Mirza eventually resigned, in September, to give Ziade more freedom, Ziade said.

• Until August, Ptech employed Suheil Laher, listed as an officer at Care International, a Massachusetts charity that has reportedly been investigated by authorities for possible financial ties to terrorists.

And Ptech still employs Muhamed Mubayyid, Care's treasurer, who donated $360 to the Alkifah Refugees Center in Brooklyn, N.Y., according to a receipt obtained by The Investigative Project. The center was named by federal prosecutors as the center of the conspiracy to bomb the World Trade Center in 1993.

A note on the donation's receipt reads: "Make checks payable to Dr. Abdullah Azam." Azam is believed to have been a mentor of Osama bin Laden.

There is no indication the money was used for anything besides charity. Another note on the receipt reads: "When you support an orphan or handicap according to forms 3/4, he will send you a copy + photograph of the orphan/handicap and all the information."

Through an e-mail, Mubayyid declined to comment. The FBI and Customs Service also declined to comment.

To Ziade, those connections are distant and inconsequential. In the start-up world, people simply tend to know each other, so connections aren't surprising. BMI introduced Sarmany; Mirza was recommended by other entrepreneurs; Laher was referred by a co-worker who attended the same mosque.

"It's a small world," Ziade said. "You have a small community here. People sometimes refer and say, 'This a good engineer.'"

But The Investigative Project's Matt Epstein said that, while he doesn't believe Ptech's software poses any kind of threat, the sheer coincidence of so many such connections emerging in one small company is worrisome.

"It's more a question of what kind of people are we giving access to our government institutions," he said. "If it's the same guys our government is investigating, that's a problem."

These days, Ziade is trying to rebuild his company and its reputation.
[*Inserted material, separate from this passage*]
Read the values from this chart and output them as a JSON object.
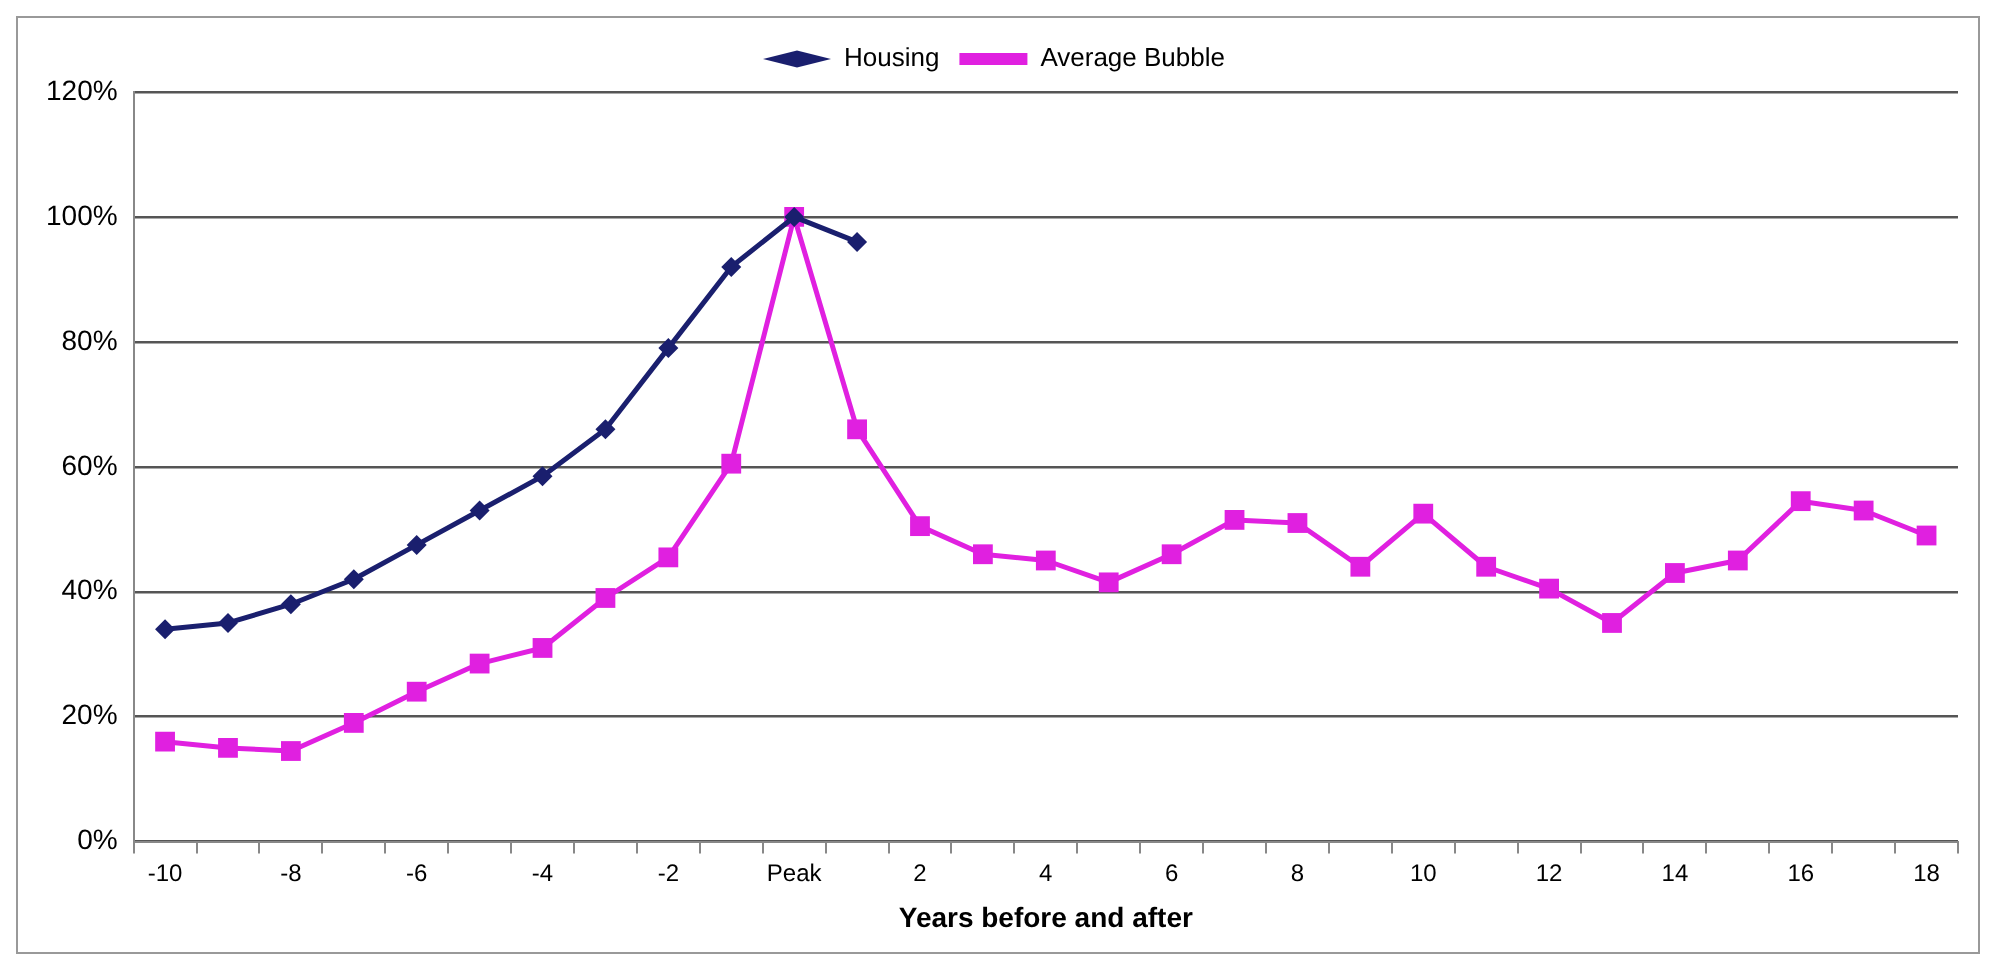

New business has dried up, and a research firm advised clients to take business elsewhere because Ptech would likely be "distracted." Ptech has told customers it may consider reorganizing under a new name.

Ziade says he is angry not at the government, but at the media, and only hopes people will see through the stories.

The company's experience troubles Imam Talal Eid of the New England Islamic Center, where several Ptech employees worship.

"Now every time they put out a resume that says they were with Ptech, they'll hear Ptech was 'suspected,'" he said. "Go ahead and investigate someone, but don't destroy him if he's innocent."

Ziade says his only hope for Ptech is that people will see through media coverage of the company. But he is not optimistic.

The terrorists, he said, "are winning by killing our fabric, by killing our morals, by killing our values."

"We are American like the others and we are part of this fabric," he said.